Image A: Captain Jordan in the Intelligence Corp. at an awards ceremony recognizing his voluntary service in the British Army during his two years in America.*
This is something that I’ve not spoken about at all but now we’re well past those days and certain things can be published.
I am passionate about repaying my debt for the free education that I had in Britain. I had a grant that paid for my fees at Leeds which allowed me to progress through the department of pharmacology up to PhD level where I got a grant from the Medical Research Council.
I came from a family where my grandfather had been an army officer in both world wars and who absolutely believed in doing the right thing and, as far as he was concerned, service was the right thing. As soon as I got to Leeds, the first thing I did was to sign on to the army’s officers’ training corps. In my commissioning interview for the British Army, when they asked me why I wanted to be an officer, I said, ‘if you give me the opportunity to be an officer, what I want you to do is to send me off on every nuclear chemical and biological warfare course you have; I will train as best as I can to be able to help whomever I can’. During this training I got talent spotted by the Deputy Chief Scientist for the army who said that, if I were to pass Top Security clearance, they were going to immediately make me captain, which was boosting me up very quickly, and I was to be the nuclear chemical and biological warfare expert in Germany, dealing with NATO should the Russians come over the border.
Image B. Captain Jordan presenting a lecture on nuclear, chemical and biological warfare at Region I headquarters.
I was leading these parallel lives, disappearing all the time to go off and do army things in Germany all whilst doing my PhD in Leeds. When I went to America to do my post doc, I asked the Deputy Chief Scientist to attach me to the American army. Another things I’d been doing in the British army was talking to regular army units about drug abuse. When I went over to America it was during the Vietnam War era when the Army had a big drug problem, so I went to the Bureau of Narcotics and Dangerous Drugs to see if there was anything I could do to help. Despite not being a law enforcement officer, my connections with the deputy chief scientist helped me to get onto the narcotics officer’s course for the Bureau of Narcotics and Dangerous Drugs and I remain the only civilian to have done so.
Image C. Captain Jordan was selected for the SAS in 1975, and this is his parachute smock and combat uniform for European service in NATO.
During my time with the American army I was in a unit stationed in a bunker, covering the whole of the eastern seaboard. My job as the nuclear chemical and biological warfare officer meant that, in time of war, I would be responsible for talking to Air Force One to tell whoever the President of the United States was at the time whether towns on the eastern seaboard existed. I was in a very privileged position, giving these updates as they were flying over America somewhere safe.
Image D. Emblems specific to the SAS, Captain’s Officer Rank Badges, Jordan’s barret and the iconic SAS knife.

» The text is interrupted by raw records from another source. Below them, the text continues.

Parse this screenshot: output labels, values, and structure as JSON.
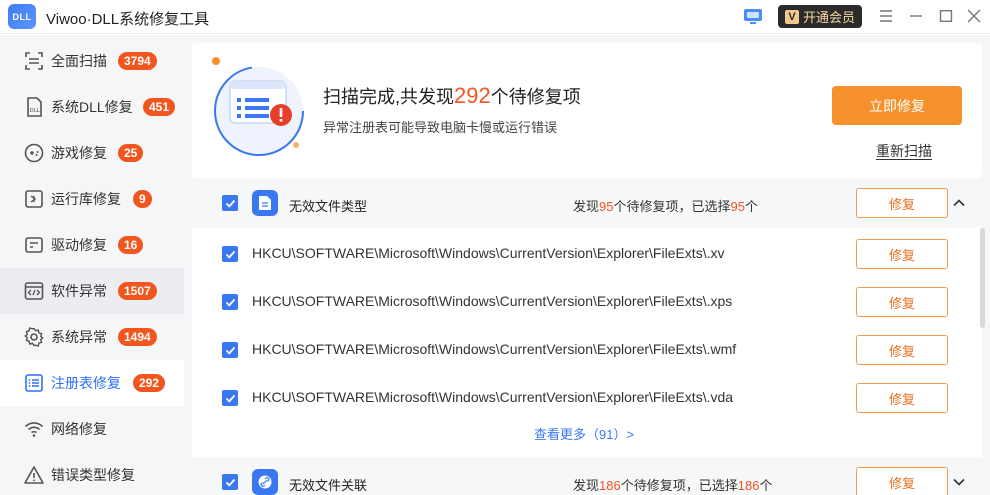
{
  "app": {
    "logo_text": "DLL",
    "title": "Viwoo·DLL系统修复工具"
  },
  "titlebar": {
    "vip_icon": "V",
    "vip_label": "开通会员",
    "menu_icon": "menu-icon",
    "min_icon": "minimize-icon",
    "max_icon": "maximize-icon",
    "close_icon": "close-icon"
  },
  "sidebar": {
    "items": [
      {
        "label": "全面扫描",
        "badge": "3794",
        "icon": "scan-icon"
      },
      {
        "label": "系统DLL修复",
        "badge": "451",
        "icon": "dll-file-icon"
      },
      {
        "label": "游戏修复",
        "badge": "25",
        "icon": "gamepad-icon"
      },
      {
        "label": "运行库修复",
        "badge": "9",
        "icon": "runtime-icon"
      },
      {
        "label": "驱动修复",
        "badge": "16",
        "icon": "driver-icon"
      },
      {
        "label": "软件异常",
        "badge": "1507",
        "icon": "code-window-icon"
      },
      {
        "label": "系统异常",
        "badge": "1494",
        "icon": "gear-icon"
      },
      {
        "label": "注册表修复",
        "badge": "292",
        "icon": "registry-list-icon"
      },
      {
        "label": "网络修复",
        "badge": "",
        "icon": "wifi-icon"
      },
      {
        "label": "错误类型修复",
        "badge": "",
        "icon": "warning-icon"
      }
    ]
  },
  "banner": {
    "title_prefix": "扫描完成,共发现",
    "title_count": "292",
    "title_suffix": "个待修复项",
    "subtitle": "异常注册表可能导致电脑卡慢或运行错误",
    "repair_all_label": "立即修复",
    "rescan_label": "重新扫描"
  },
  "groups": [
    {
      "name": "无效文件类型",
      "stat_prefix": "发现",
      "found": "95",
      "stat_mid": "个待修复项，已选择",
      "selected": "95",
      "stat_suffix": "个",
      "fix_label": "修复",
      "rows": [
        {
          "path": "HKCU\\SOFTWARE\\Microsoft\\Windows\\CurrentVersion\\Explorer\\FileExts\\.xv",
          "fix_label": "修复"
        },
        {
          "path": "HKCU\\SOFTWARE\\Microsoft\\Windows\\CurrentVersion\\Explorer\\FileExts\\.xps",
          "fix_label": "修复"
        },
        {
          "path": "HKCU\\SOFTWARE\\Microsoft\\Windows\\CurrentVersion\\Explorer\\FileExts\\.wmf",
          "fix_label": "修复"
        },
        {
          "path": "HKCU\\SOFTWARE\\Microsoft\\Windows\\CurrentVersion\\Explorer\\FileExts\\.vda",
          "fix_label": "修复"
        }
      ],
      "more_label": "查看更多（91）>"
    },
    {
      "name": "无效文件关联",
      "stat_prefix": "发现",
      "found": "186",
      "stat_mid": "个待修复项，已选择",
      "selected": "186",
      "stat_suffix": "个",
      "fix_label": "修复"
    }
  ],
  "colors": {
    "accent": "#3a78f2",
    "badge": "#f1561f",
    "repair": "#f7912b"
  }
}
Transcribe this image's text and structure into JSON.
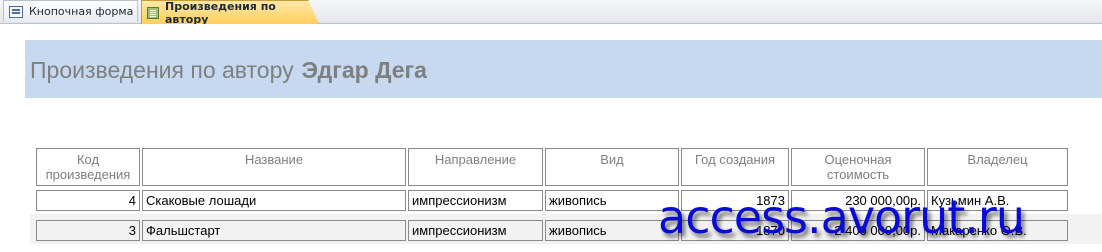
{
  "tabs": [
    {
      "label": "Кнопочная форма",
      "icon": "form-icon",
      "active": false
    },
    {
      "label": "Произведения по автору",
      "icon": "report-icon",
      "active": true
    }
  ],
  "report": {
    "title": "Произведения по автору",
    "author": "Эдгар Дега"
  },
  "table": {
    "columns": [
      "Код произведения",
      "Название",
      "Направление",
      "Вид",
      "Год создания",
      "Оценочная стоимость",
      "Владелец"
    ],
    "rows": [
      {
        "code": "4",
        "name": "Скаковые лошади",
        "direction": "импрессионизм",
        "kind": "живопись",
        "year": "1873",
        "value": "230 000,00р.",
        "owner": "Кузьмин А.В."
      },
      {
        "code": "3",
        "name": "Фальшстарт",
        "direction": "импрессионизм",
        "kind": "живопись",
        "year": "1870",
        "value": "2 400 000,00р.",
        "owner": "Макаренко О.В."
      }
    ]
  },
  "watermark": "access.avorut.ru",
  "colors": {
    "header_band": "#c6d9f1",
    "active_tab": "#ffce5c",
    "watermark": "#0a0ad8"
  }
}
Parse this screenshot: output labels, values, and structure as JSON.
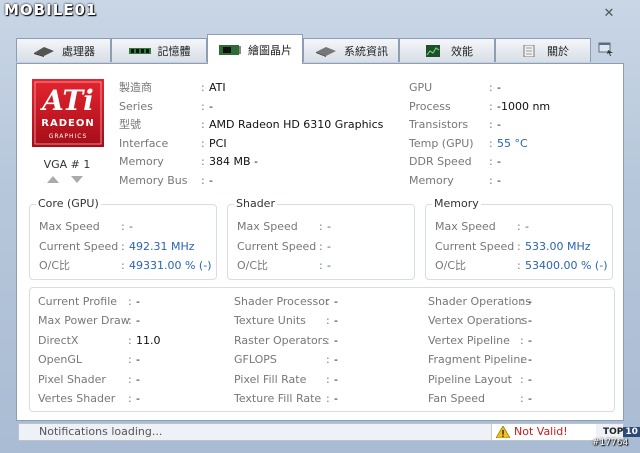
{
  "watermark": {
    "brand": "MOBILE01",
    "post_id": "#17764"
  },
  "window": {
    "close_glyph": "✕"
  },
  "tabs": [
    {
      "label": "處理器",
      "icon": "cpu-icon"
    },
    {
      "label": "記憶體",
      "icon": "ram-icon"
    },
    {
      "label": "繪圖晶片",
      "icon": "gpu-card-icon",
      "active": true
    },
    {
      "label": "系統資訊",
      "icon": "system-icon"
    },
    {
      "label": "效能",
      "icon": "performance-icon"
    },
    {
      "label": "關於",
      "icon": "about-icon"
    }
  ],
  "gpu": {
    "logo_text": "ATi",
    "logo_sub": "RADEON",
    "logo_sub2": "GRAPHICS",
    "vga": "VGA # 1",
    "left": [
      {
        "label": "製造商",
        "value": "ATI"
      },
      {
        "label": "Series",
        "value": "-"
      },
      {
        "label": "型號",
        "value": "AMD Radeon HD 6310 Graphics"
      },
      {
        "label": "Interface",
        "value": "PCI"
      },
      {
        "label": "Memory",
        "value": "384 MB -"
      },
      {
        "label": "Memory Bus",
        "value": "-"
      }
    ],
    "right": [
      {
        "label": "GPU",
        "value": "-"
      },
      {
        "label": "Process",
        "value": "-1000 nm"
      },
      {
        "label": "Transistors",
        "value": "-"
      },
      {
        "label": "Temp (GPU)",
        "value": "55 °C"
      },
      {
        "label": "DDR Speed",
        "value": "-"
      },
      {
        "label": "Memory",
        "value": "-"
      }
    ]
  },
  "groups": [
    {
      "title": "Core (GPU)",
      "rows": [
        {
          "label": "Max Speed",
          "value": "-"
        },
        {
          "label": "Current Speed",
          "value": "492.31 MHz"
        },
        {
          "label": "O/C比",
          "value": "49331.00 % (-)"
        }
      ]
    },
    {
      "title": "Shader",
      "rows": [
        {
          "label": "Max Speed",
          "value": "-"
        },
        {
          "label": "Current Speed",
          "value": "-"
        },
        {
          "label": "O/C比",
          "value": "-"
        }
      ]
    },
    {
      "title": "Memory",
      "rows": [
        {
          "label": "Max Speed",
          "value": "-"
        },
        {
          "label": "Current Speed",
          "value": "533.00 MHz"
        },
        {
          "label": "O/C比",
          "value": "53400.00 % (-)"
        }
      ]
    }
  ],
  "details": {
    "col1": [
      {
        "label": "Current Profile",
        "value": "-"
      },
      {
        "label": "Max Power Draw",
        "value": "-"
      },
      {
        "label": "DirectX",
        "value": "11.0"
      },
      {
        "label": "OpenGL",
        "value": "-"
      },
      {
        "label": "Pixel Shader",
        "value": "-"
      },
      {
        "label": "Vertes Shader",
        "value": "-"
      }
    ],
    "col2": [
      {
        "label": "Shader Processor",
        "value": "-"
      },
      {
        "label": "Texture Units",
        "value": "-"
      },
      {
        "label": "Raster Operators",
        "value": "-"
      },
      {
        "label": "GFLOPS",
        "value": "-"
      },
      {
        "label": "Pixel Fill Rate",
        "value": "-"
      },
      {
        "label": "Texture Fill Rate",
        "value": "-"
      }
    ],
    "col3": [
      {
        "label": "Shader Operations",
        "value": "-"
      },
      {
        "label": "Vertex Operations",
        "value": "-"
      },
      {
        "label": "Vertex Pipeline",
        "value": "-"
      },
      {
        "label": "Fragment Pipeline",
        "value": "-"
      },
      {
        "label": "Pipeline Layout",
        "value": "-"
      },
      {
        "label": "Fan Speed",
        "value": "-"
      }
    ]
  },
  "status": {
    "notification": "Notifications loading...",
    "validity": "Not Valid!",
    "badge_a": "TOP",
    "badge_b": "10"
  },
  "colors": {
    "accent_blue": "#2a63b3",
    "ati_red": "#c8102e",
    "invalid_red": "#c81b1b"
  }
}
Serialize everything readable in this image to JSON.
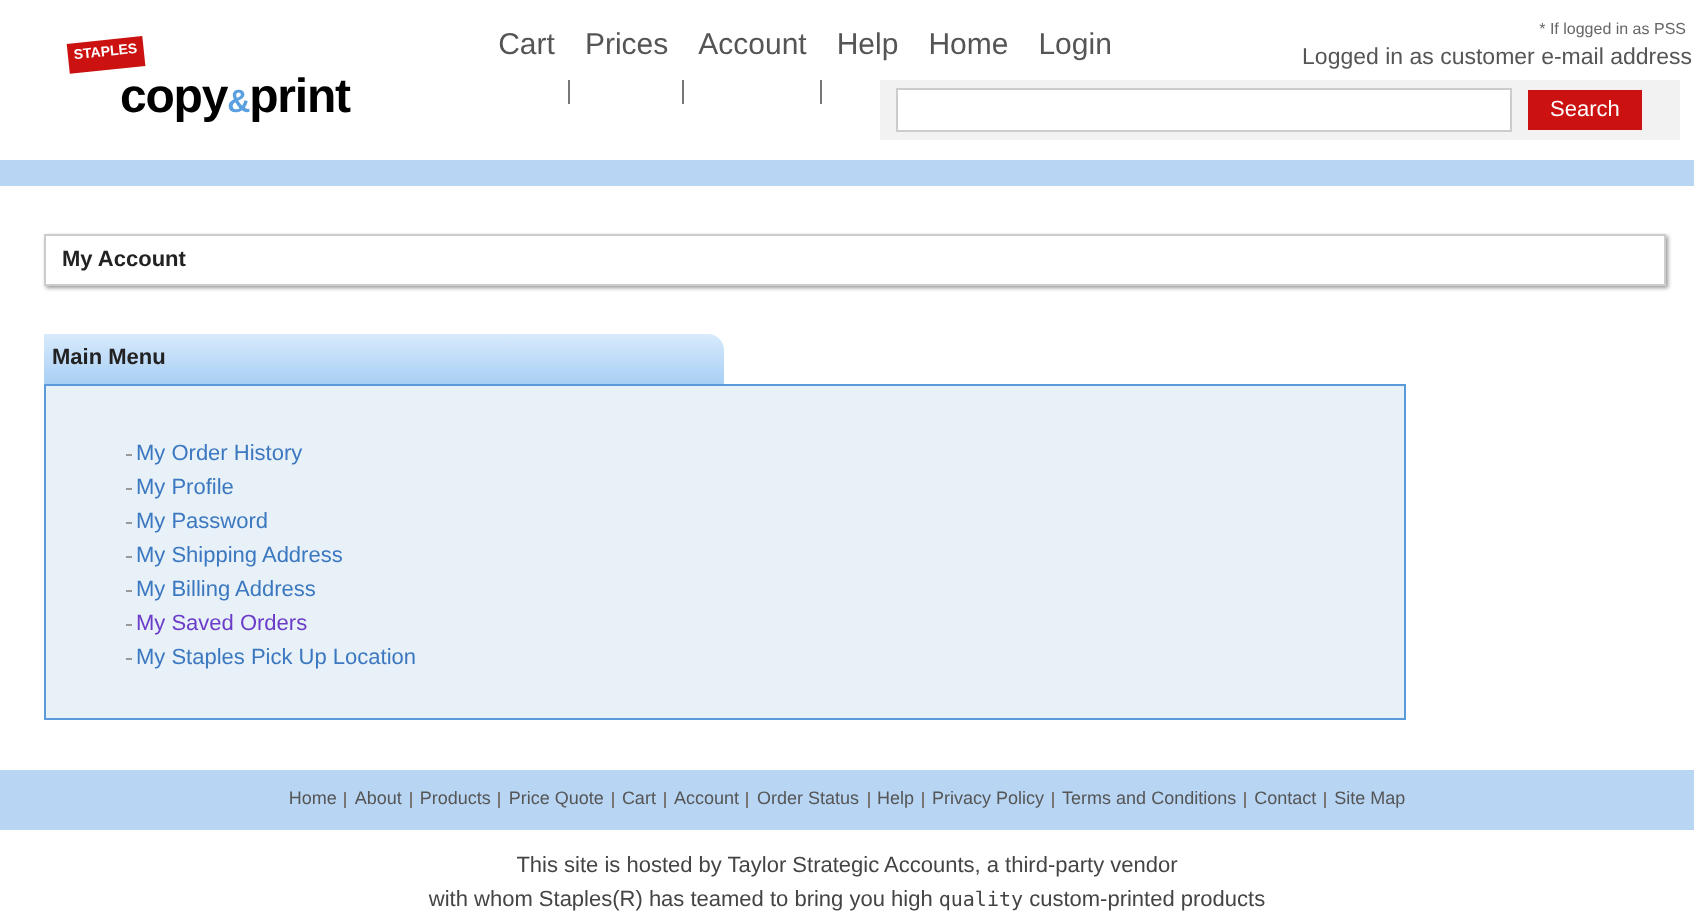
{
  "logo": {
    "tag": "STAPLES",
    "word_1": "copy",
    "ampersand": "&",
    "word_2": "print"
  },
  "top_nav": [
    "Cart",
    "Prices",
    "Account",
    "Help",
    "Home",
    "Login"
  ],
  "login_note": "* If logged in as PSS",
  "login_status": "Logged in as customer e-mail address",
  "search": {
    "button": "Search"
  },
  "page_title": "My Account",
  "main_menu": {
    "title": "Main Menu",
    "items": [
      {
        "label": "My Order History",
        "visited": false
      },
      {
        "label": "My Profile",
        "visited": false
      },
      {
        "label": "My Password",
        "visited": false
      },
      {
        "label": "My Shipping Address",
        "visited": false
      },
      {
        "label": "My Billing Address",
        "visited": false
      },
      {
        "label": "My Saved Orders",
        "visited": true
      },
      {
        "label": "My Staples Pick Up Location",
        "visited": false
      }
    ]
  },
  "footer_nav": [
    "Home",
    "About",
    "Products",
    "Price Quote",
    "Cart",
    "Account",
    "Order Status",
    "Help",
    "Privacy Policy",
    "Terms and Conditions",
    "Contact",
    "Site Map"
  ],
  "disclaimer": {
    "line_1": "This site is hosted by Taylor Strategic Accounts, a third-party vendor",
    "line_2_before": "with whom Staples(R) has teamed to bring you high ",
    "line_2_special": "quality",
    "line_2_after": " custom-printed products"
  }
}
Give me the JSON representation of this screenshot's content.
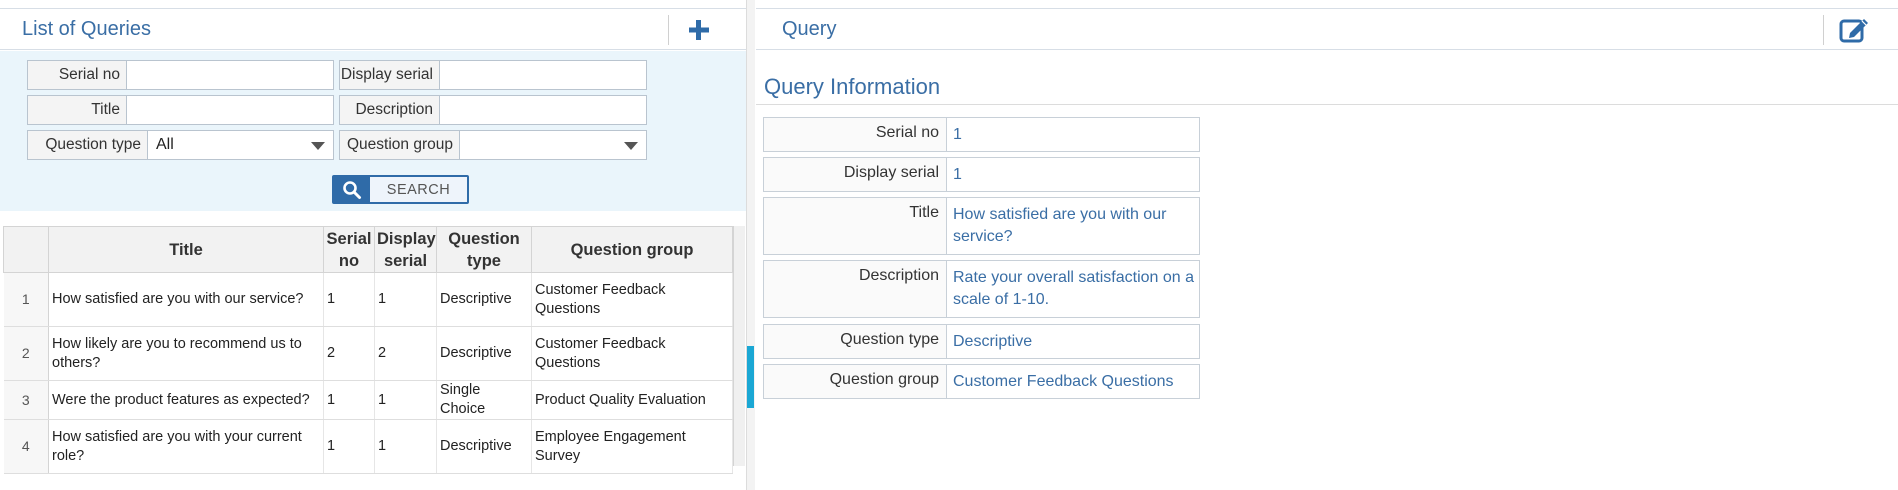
{
  "left": {
    "title": "List of Queries",
    "filters": {
      "serial_no": {
        "label": "Serial no",
        "value": ""
      },
      "display_serial": {
        "label": "Display serial",
        "value": ""
      },
      "title": {
        "label": "Title",
        "value": ""
      },
      "description": {
        "label": "Description",
        "value": ""
      },
      "question_type": {
        "label": "Question type",
        "value": "All"
      },
      "question_group": {
        "label": "Question group",
        "value": ""
      }
    },
    "search_label": "SEARCH",
    "table": {
      "columns": [
        "Title",
        "Serial no",
        "Display serial",
        "Question type",
        "Question group"
      ],
      "rows": [
        {
          "idx": "1",
          "title": "How satisfied are you with our service?",
          "serial": "1",
          "display": "1",
          "type": "Descriptive",
          "group": "Customer Feedback Questions"
        },
        {
          "idx": "2",
          "title": "How likely are you to recommend us to others?",
          "serial": "2",
          "display": "2",
          "type": "Descriptive",
          "group": "Customer Feedback Questions"
        },
        {
          "idx": "3",
          "title": "Were the product features as expected?",
          "serial": "1",
          "display": "1",
          "type": "Single Choice",
          "group": "Product Quality Evaluation"
        },
        {
          "idx": "4",
          "title": "How satisfied are you with your current role?",
          "serial": "1",
          "display": "1",
          "type": "Descriptive",
          "group": "Employee Engagement Survey"
        }
      ]
    }
  },
  "right": {
    "title": "Query",
    "section_title": "Query Information",
    "fields": [
      {
        "label": "Serial no",
        "value": "1"
      },
      {
        "label": "Display serial",
        "value": "1"
      },
      {
        "label": "Title",
        "value": "How satisfied are you with our service?"
      },
      {
        "label": "Description",
        "value": "Rate your overall satisfaction on a scale of 1-10."
      },
      {
        "label": "Question type",
        "value": "Descriptive"
      },
      {
        "label": "Question group",
        "value": "Customer Feedback Questions"
      }
    ]
  },
  "colors": {
    "accent": "#3a6ea5",
    "button_blue": "#2f6ba8",
    "filter_bg": "#eaf5fb",
    "splitter_handle": "#1aa7d4"
  },
  "icons": {
    "add": "plus-icon",
    "search": "magnifier-icon",
    "edit": "edit-icon",
    "dropdown": "chevron-down-icon"
  }
}
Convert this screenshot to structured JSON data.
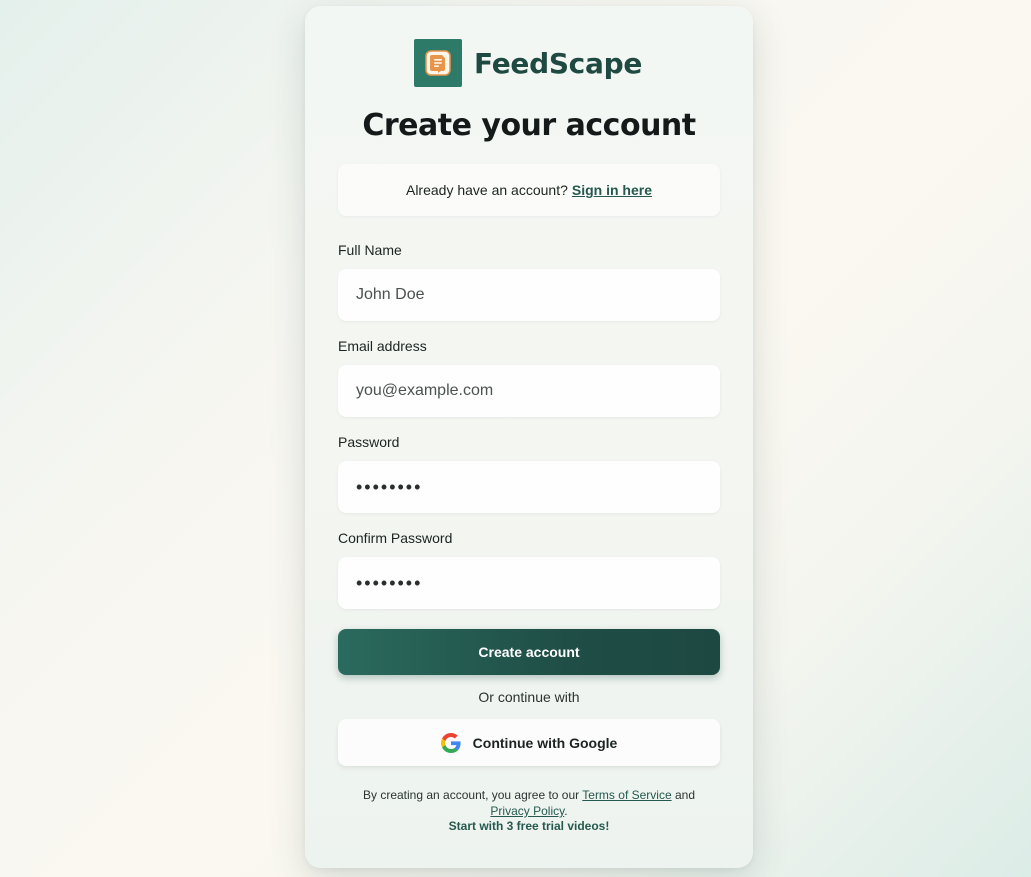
{
  "brand": {
    "name": "FeedScape",
    "logo_icon": "document-icon",
    "logo_color": "#2d7a68",
    "accent_color": "#e8944a"
  },
  "heading": "Create your account",
  "signin": {
    "prompt": "Already have an account?",
    "link_label": "Sign in here"
  },
  "form": {
    "full_name": {
      "label": "Full Name",
      "placeholder": "John Doe",
      "value": ""
    },
    "email": {
      "label": "Email address",
      "placeholder": "you@example.com",
      "value": ""
    },
    "password": {
      "label": "Password",
      "value": "secret12"
    },
    "confirm_password": {
      "label": "Confirm Password",
      "value": "secret12"
    },
    "submit_label": "Create account"
  },
  "divider_text": "Or continue with",
  "google": {
    "label": "Continue with Google",
    "icon": "google-icon"
  },
  "legal": {
    "prefix": "By creating an account, you agree to our",
    "terms_label": "Terms of Service",
    "and": "and",
    "privacy_label": "Privacy Policy",
    "suffix": "."
  },
  "trial_note": "Start with 3 free trial videos!",
  "colors": {
    "primary": "#1f4e46",
    "link": "#25594f"
  }
}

Returning to Britain I went back to being a lecturer in pharmacology at Leeds. After about a year, there was a knock on the door and a man standing there says, ‘I know who you are, you don’t know who I am, I need help with my Regiment and you’re the one to do it’. I had been now picked for selection to the SAS. If the Russians came over the border, their job was to identify Russian targets; I would talk to the Americans regarding how to dispose of said targets. I spent the rest of my career as a regular army reserve officer in the SAS and I was very proud to do so.
I’m also an outstanding shot.
Profile: Virgil Craig Jordan, OBE, PhD, DSc, FMedSci is a scientist specializing in drugs for breast cancer treatment and prevention. He is Professor of Breast Medical Oncology, and Professor of Molecular and Cellular Oncology at the University of Texas MD Anderson Cancer Center.